Ich habe dann einen Hormonspezialisten aufgesucht und – unter seiner Kontrolle – alles Mögliche ausprobiert. Zunächst vor allem Progesteron. Gegen eine Östrogensubstitution habe ich mich anfangs gewehrt, wegen meiner schlechten Erfahrungen mit der Pille und den warnenden Berichten – eine meiner Großmütter ist an Brustkrebs gestorben.
Mein Arzt ging sehr umsichtig vor
Mein Arzt ging sehr umsichtig vor. Er verordnete eine genetische Analyse, um diverse Risiken auszuschließen, halbjährlich wurden Blutwerte erhoben. Es hat einige Zeit gedauert, die richtige Kombination zu finden, und ich habe dabei viel gelernt. Ich las Bücher über bioidente Hormone und über die Folgen der hormonellen Umstellungen auf die Vorgänge im Körper. Ich erfuhr erstmals, dass Herzrasen, Gelenkschmerzen und das Gefühl von Ameisen unter der Haut Symptome der Wechseljahre sein können. Ein Aha-Erlebnis war die starke Wirkung, die DHEA auf mich hatte – davor hatte ich nie davon gehört, dass auch Testosteron bei der Hormonsubstitution bei Frauen eine Rolle spielen kann.

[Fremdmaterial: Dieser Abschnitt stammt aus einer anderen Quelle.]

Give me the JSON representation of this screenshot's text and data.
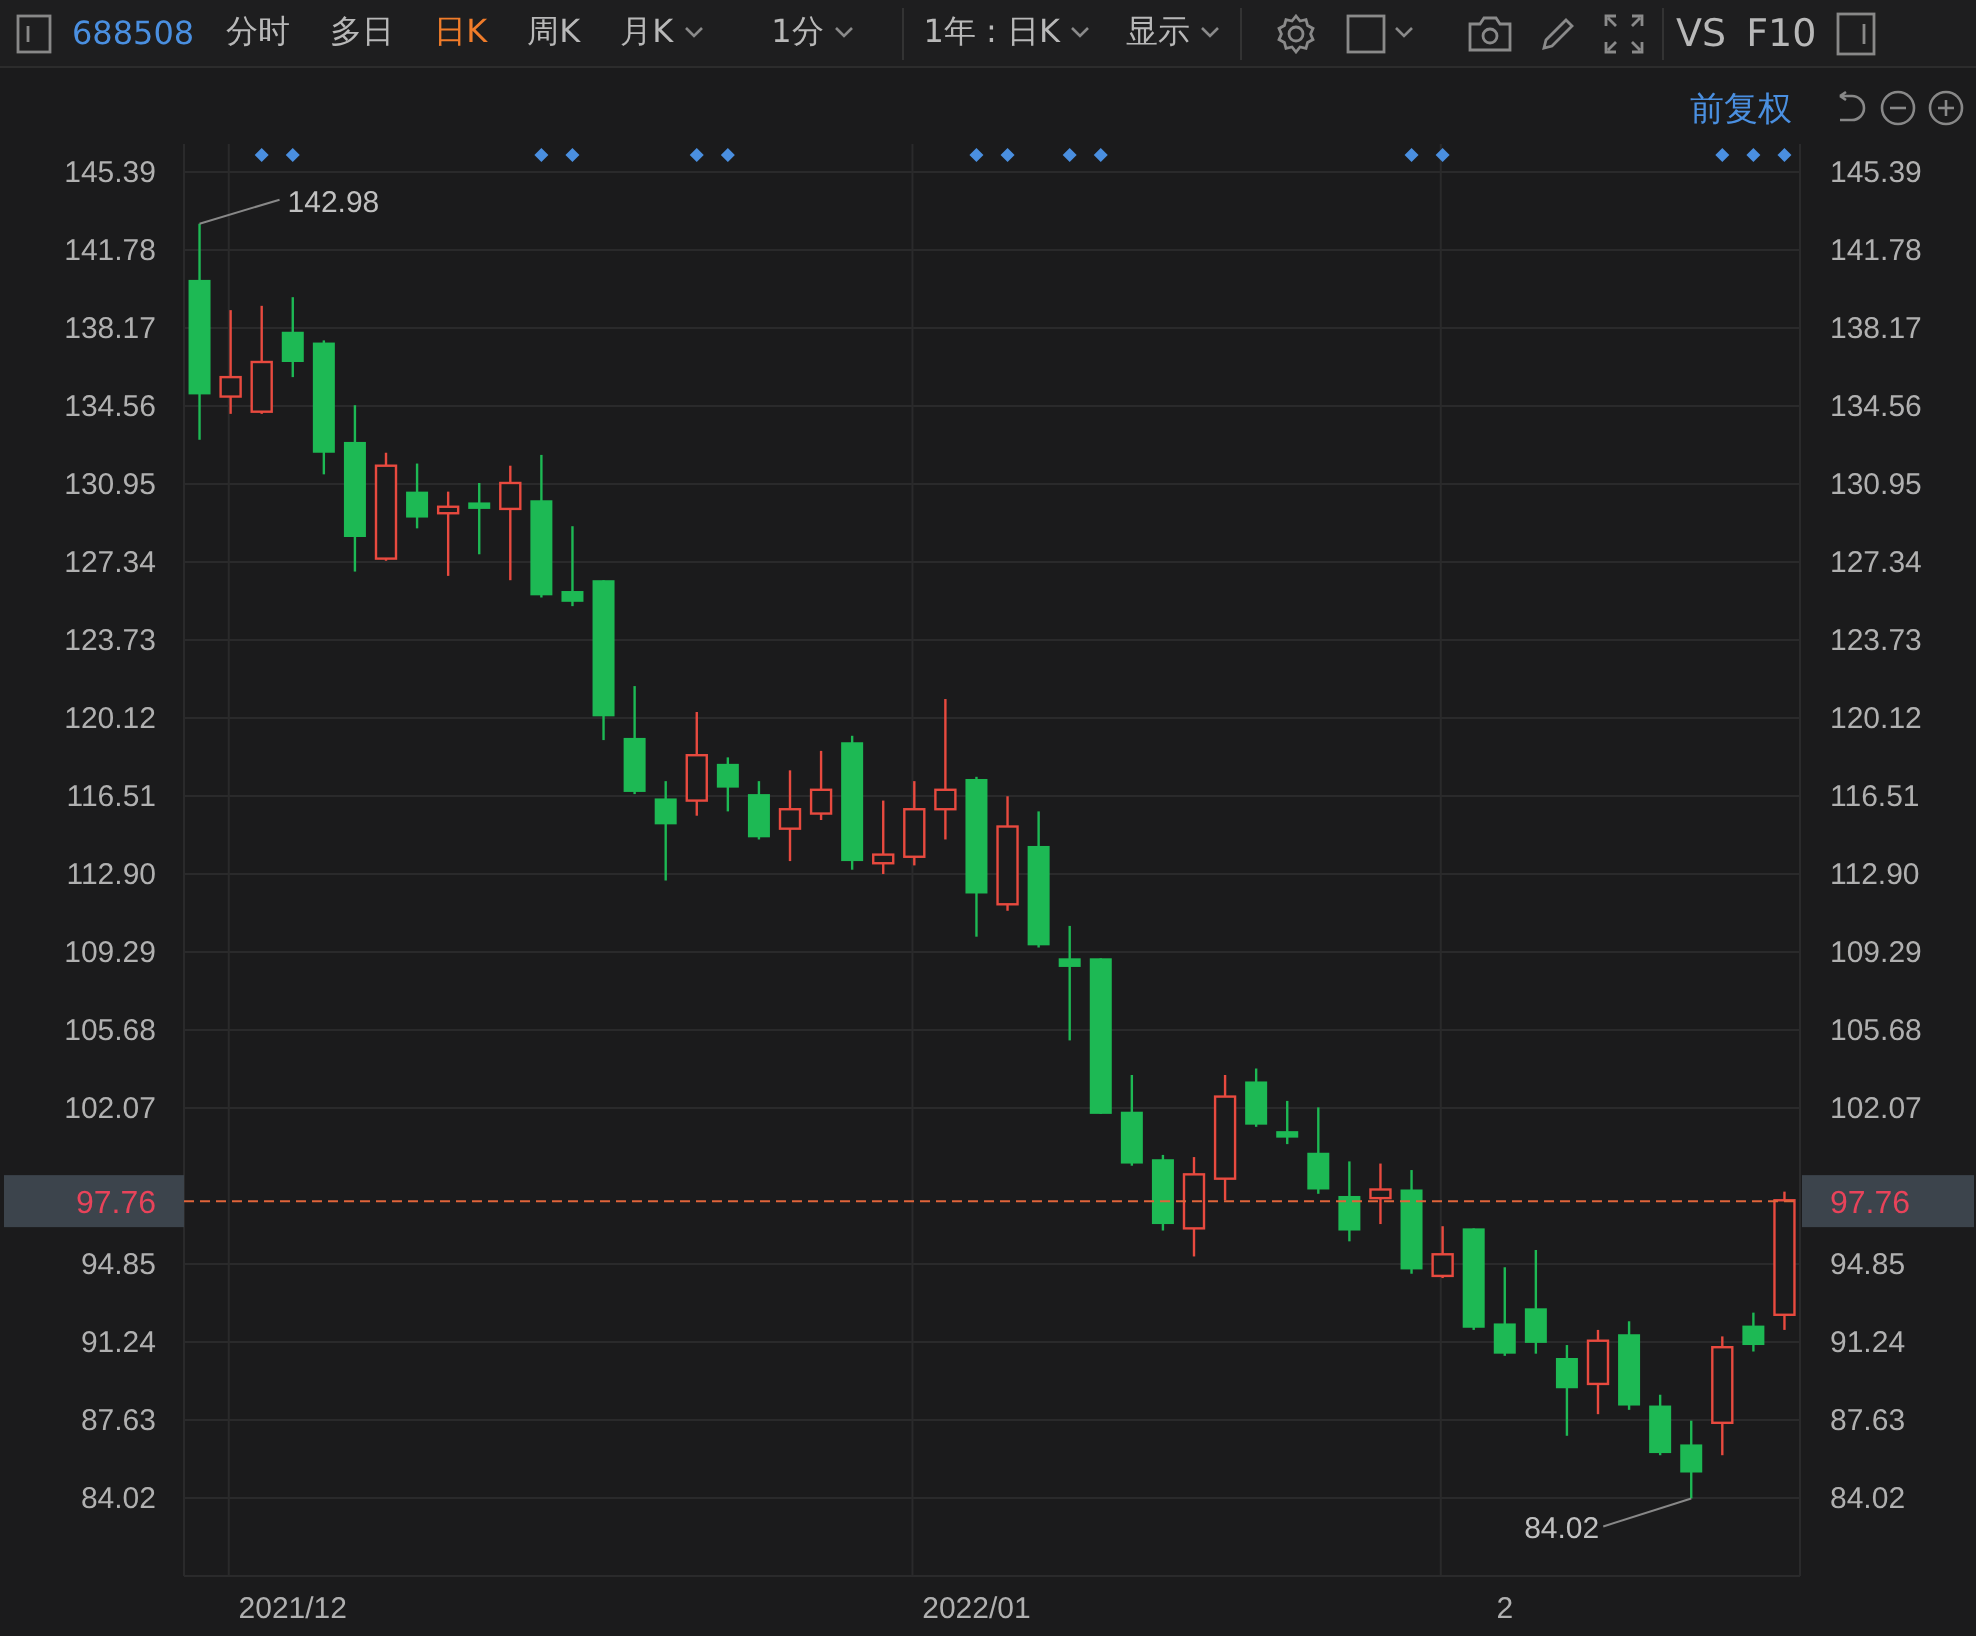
{
  "toolbar": {
    "code": "688508",
    "tabs": [
      {
        "label": "分时",
        "selected": false,
        "dropdown": false
      },
      {
        "label": "多日",
        "selected": false,
        "dropdown": false
      },
      {
        "label": "日K",
        "selected": true,
        "dropdown": false
      },
      {
        "label": "周K",
        "selected": false,
        "dropdown": false
      },
      {
        "label": "月K",
        "selected": false,
        "dropdown": true
      },
      {
        "label": "1分",
        "selected": false,
        "dropdown": true
      }
    ],
    "period": "1年 : 日K",
    "display": "显示",
    "compare": "VS",
    "f10": "F10"
  },
  "subbar": {
    "adjust": "前复权"
  },
  "chart": {
    "chart_data": {
      "type": "candlestick",
      "grid": true,
      "ylim": [
        80.41,
        146.69
      ],
      "yticks": [
        {
          "value": 145.39,
          "label": "145.39"
        },
        {
          "value": 141.78,
          "label": "141.78"
        },
        {
          "value": 138.17,
          "label": "138.17"
        },
        {
          "value": 134.56,
          "label": "134.56"
        },
        {
          "value": 130.95,
          "label": "130.95"
        },
        {
          "value": 127.34,
          "label": "127.34"
        },
        {
          "value": 123.73,
          "label": "123.73"
        },
        {
          "value": 120.12,
          "label": "120.12"
        },
        {
          "value": 116.51,
          "label": "116.51"
        },
        {
          "value": 112.9,
          "label": "112.90"
        },
        {
          "value": 109.29,
          "label": "109.29"
        },
        {
          "value": 105.68,
          "label": "105.68"
        },
        {
          "value": 102.07,
          "label": "102.07"
        },
        {
          "value": 94.85,
          "label": "94.85"
        },
        {
          "value": 91.24,
          "label": "91.24"
        },
        {
          "value": 87.63,
          "label": "87.63"
        },
        {
          "value": 84.02,
          "label": "84.02"
        }
      ],
      "categories": [
        null,
        null,
        null,
        "2021/12",
        null,
        null,
        null,
        null,
        null,
        null,
        null,
        null,
        null,
        null,
        null,
        null,
        null,
        null,
        null,
        null,
        null,
        null,
        null,
        null,
        null,
        "2022/01",
        null,
        null,
        null,
        null,
        null,
        null,
        null,
        null,
        null,
        null,
        null,
        null,
        null,
        null,
        null,
        null,
        "2",
        null,
        null,
        null,
        null,
        null,
        null,
        null,
        null,
        null
      ],
      "ohlc": [
        [
          140.4,
          143.0,
          133.0,
          135.1
        ],
        [
          135.0,
          139.0,
          134.2,
          135.9
        ],
        [
          134.3,
          139.2,
          134.2,
          136.6
        ],
        [
          138.0,
          139.6,
          135.9,
          136.6
        ],
        [
          137.5,
          137.6,
          131.4,
          132.4
        ],
        [
          132.9,
          134.6,
          126.9,
          128.5
        ],
        [
          127.5,
          132.4,
          127.4,
          131.8
        ],
        [
          130.6,
          131.9,
          128.9,
          129.4
        ],
        [
          129.6,
          130.6,
          126.7,
          129.9
        ],
        [
          130.1,
          131.0,
          127.7,
          129.8
        ],
        [
          129.8,
          131.8,
          126.5,
          131.0
        ],
        [
          130.2,
          132.3,
          125.7,
          125.8
        ],
        [
          126.0,
          129.0,
          125.3,
          125.5
        ],
        [
          126.5,
          126.5,
          119.1,
          120.2
        ],
        [
          119.2,
          121.6,
          116.6,
          116.7
        ],
        [
          116.4,
          117.2,
          112.6,
          115.2
        ],
        [
          116.3,
          120.4,
          115.6,
          118.4
        ],
        [
          118.0,
          118.3,
          115.8,
          116.9
        ],
        [
          116.6,
          117.2,
          114.5,
          114.6
        ],
        [
          115.0,
          117.7,
          113.5,
          115.9
        ],
        [
          115.7,
          118.6,
          115.4,
          116.8
        ],
        [
          119.0,
          119.3,
          113.1,
          113.5
        ],
        [
          113.4,
          116.3,
          112.9,
          113.8
        ],
        [
          113.7,
          117.2,
          113.3,
          115.9
        ],
        [
          115.9,
          121.0,
          114.5,
          116.8
        ],
        [
          117.3,
          117.4,
          110.0,
          112.0
        ],
        [
          111.5,
          116.5,
          111.2,
          115.1
        ],
        [
          114.2,
          115.8,
          109.5,
          109.6
        ],
        [
          109.0,
          110.5,
          105.2,
          108.6
        ],
        [
          109.0,
          109.0,
          101.8,
          101.8
        ],
        [
          101.9,
          103.6,
          99.4,
          99.5
        ],
        [
          99.7,
          99.9,
          96.4,
          96.7
        ],
        [
          96.5,
          99.8,
          95.2,
          99.0
        ],
        [
          98.8,
          103.6,
          97.8,
          102.6
        ],
        [
          103.3,
          103.9,
          101.2,
          101.3
        ],
        [
          101.0,
          102.4,
          100.4,
          100.7
        ],
        [
          100.0,
          102.1,
          98.1,
          98.3
        ],
        [
          98.0,
          99.6,
          95.9,
          96.4
        ],
        [
          97.9,
          99.5,
          96.7,
          98.3
        ],
        [
          98.3,
          99.2,
          94.4,
          94.6
        ],
        [
          94.3,
          96.6,
          94.2,
          95.3
        ],
        [
          96.5,
          96.5,
          91.8,
          91.9
        ],
        [
          92.1,
          94.7,
          90.6,
          90.7
        ],
        [
          92.8,
          95.5,
          90.7,
          91.2
        ],
        [
          90.5,
          91.1,
          86.9,
          89.1
        ],
        [
          89.3,
          91.8,
          87.9,
          91.3
        ],
        [
          91.6,
          92.2,
          88.1,
          88.3
        ],
        [
          88.3,
          88.8,
          86.0,
          86.1
        ],
        [
          86.5,
          87.6,
          84.0,
          85.2
        ],
        [
          87.5,
          91.5,
          86.0,
          91.0
        ],
        [
          92.0,
          92.6,
          90.8,
          91.1
        ],
        [
          92.5,
          98.2,
          91.8,
          97.8
        ]
      ],
      "ref_lines": [
        {
          "axis": "y",
          "value": 97.76,
          "label": "97.76"
        }
      ],
      "annotations": [
        "142.98",
        "84.02",
        "97.76"
      ]
    }
  }
}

Ich bin wieder ich selbst …
%EVENT%
Heute habe ich das Gefühl, endlich wieder ich selbst zu sein. Der graue Schleier ist weg. Ich substituiere (unter ärztlicher Aufsicht) immer noch geringe Mengen und habe, denke ich, ein gutes Gefühl dafür entwickelt, was wie wirkt. Ich bin zuversichtlich, noch viel Leben vor mir zu haben und freue mich darauf.

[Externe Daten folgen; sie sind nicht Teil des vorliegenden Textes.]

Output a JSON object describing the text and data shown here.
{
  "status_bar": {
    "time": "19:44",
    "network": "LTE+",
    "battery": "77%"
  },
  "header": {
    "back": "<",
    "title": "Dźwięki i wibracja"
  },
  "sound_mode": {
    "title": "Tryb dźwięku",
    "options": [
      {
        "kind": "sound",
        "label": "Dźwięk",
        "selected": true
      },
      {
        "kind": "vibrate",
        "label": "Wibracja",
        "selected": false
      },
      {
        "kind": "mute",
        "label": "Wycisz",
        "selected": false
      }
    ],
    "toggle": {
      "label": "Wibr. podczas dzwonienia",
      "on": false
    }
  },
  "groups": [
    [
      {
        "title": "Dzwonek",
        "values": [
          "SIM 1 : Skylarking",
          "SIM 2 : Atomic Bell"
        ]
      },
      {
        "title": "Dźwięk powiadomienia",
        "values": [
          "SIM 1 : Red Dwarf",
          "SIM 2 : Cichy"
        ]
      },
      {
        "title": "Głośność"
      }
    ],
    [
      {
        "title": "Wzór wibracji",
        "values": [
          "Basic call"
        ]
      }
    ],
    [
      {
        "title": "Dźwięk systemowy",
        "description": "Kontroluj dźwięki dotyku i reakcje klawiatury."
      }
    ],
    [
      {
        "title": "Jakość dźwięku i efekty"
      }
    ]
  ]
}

… und möchte zur Aufklärung beitragen
Und ich freue mich, dass ich meine Erfahrungen und das erworbene Wissen nun auch weitergeben kann. Seit mich meine Freundin und Kollegin Janina Lebiszczak vor etwa zwei Jahren zum ersten Mal auf das Thema angesprochen hat, sehen wir an allen Ecken und Enden, wie wichtig Aufklärung zum Thema Wechseljahre ist. Viele Frauen werden von dieser Lebensphase so überrascht wie ein Mädchen, das zum ersten Mal die Periode bekommt und nicht aufgeklärt wurde. Und irgendwie lassen sich die beiden Lebensphasen ja auch vergleichen: Die Hormone bauen den Körper radikal um.
Brechen wir ein Tabu!
%QUESTION%
Erstaunlicherweise sind die Wechseljahre immer noch Tabu-behaftet. Rückblickend ist es mir völlig unverständlich, warum ich so wenig über das Thema wusste, das jede Frau betrifft (und Männer übrigens auch). Und ich bin immer wieder verwundert, wenn ich in Social Media-Gruppen lese, dass sogar Ärztinnen leidgeplagte Frauen mit der Feststellung abspeisen Sie sind halt im Wechsel, da müssen Sie durch.

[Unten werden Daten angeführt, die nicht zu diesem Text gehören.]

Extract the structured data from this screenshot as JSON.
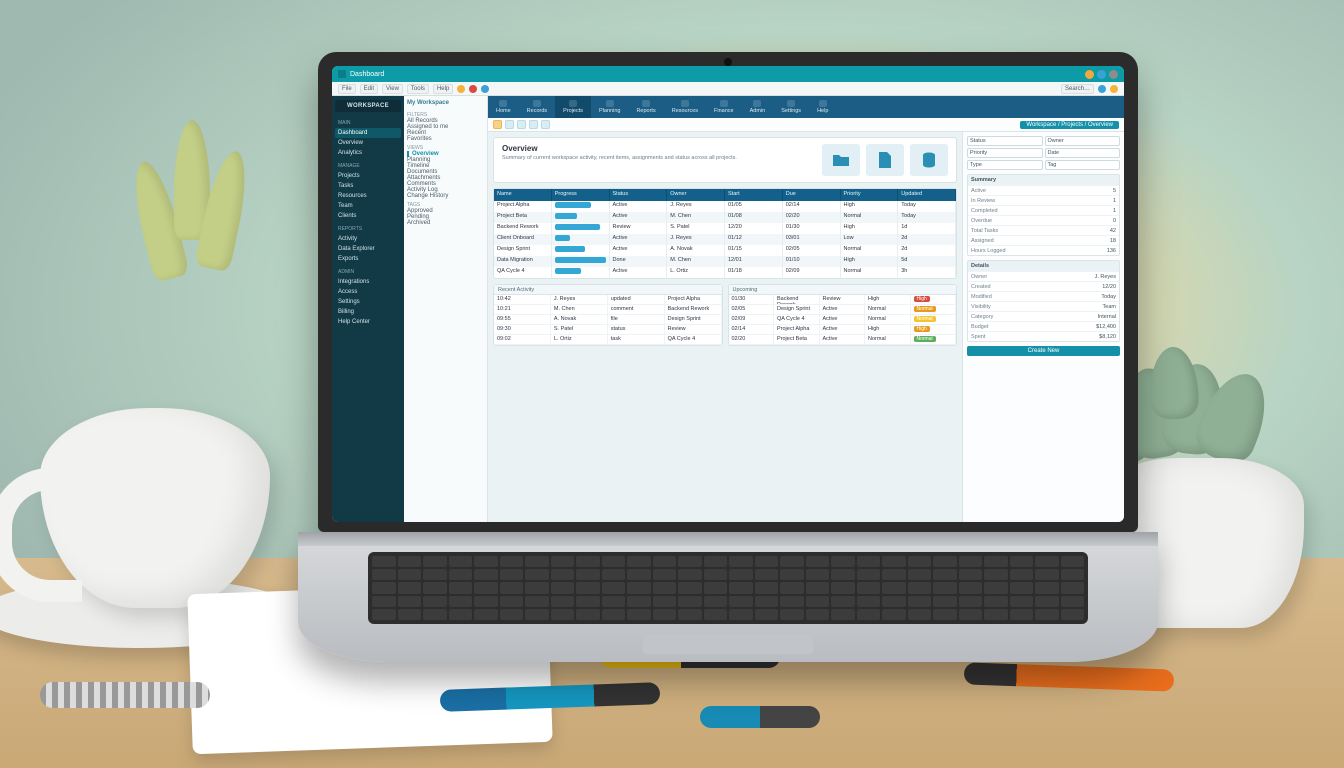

Immerhin leiden zwei Drittel aller Frauen unter Wechselsymptomen, die die Lebensqualität beeinträchtigen, bei einem Drittel aller Frauen auch massiv. Doch um etwas dagegen unternehmen zu können, müssen die Symptome zuallererst richtig gedeutet werden. Voraussetzung dafür ist Aufklärung und Auseinandersetzung mit dem Thema, auch von ärztlicher Seite.
Eine neue Lebensphase
In den nächsten Jahren kommen mit den Babyboomern geburtenstarke Jahrgänge in den Wechsel. Die Wechseljahre werden dann ein Viertel der Bevölkerung (also alle zwischen 45 und 60 Jahren) beschäftigen – und sie haben auch positive Aspekte. Viele Frauen fühlen sich nach dem Wechsel erleichtert, freier oder ermutigt, etwas Neues zu beginnen. Auch davon soll auf Wechselweise.net die Rede sein, und ich freue mich sehr auf diese spannende Herausforderung.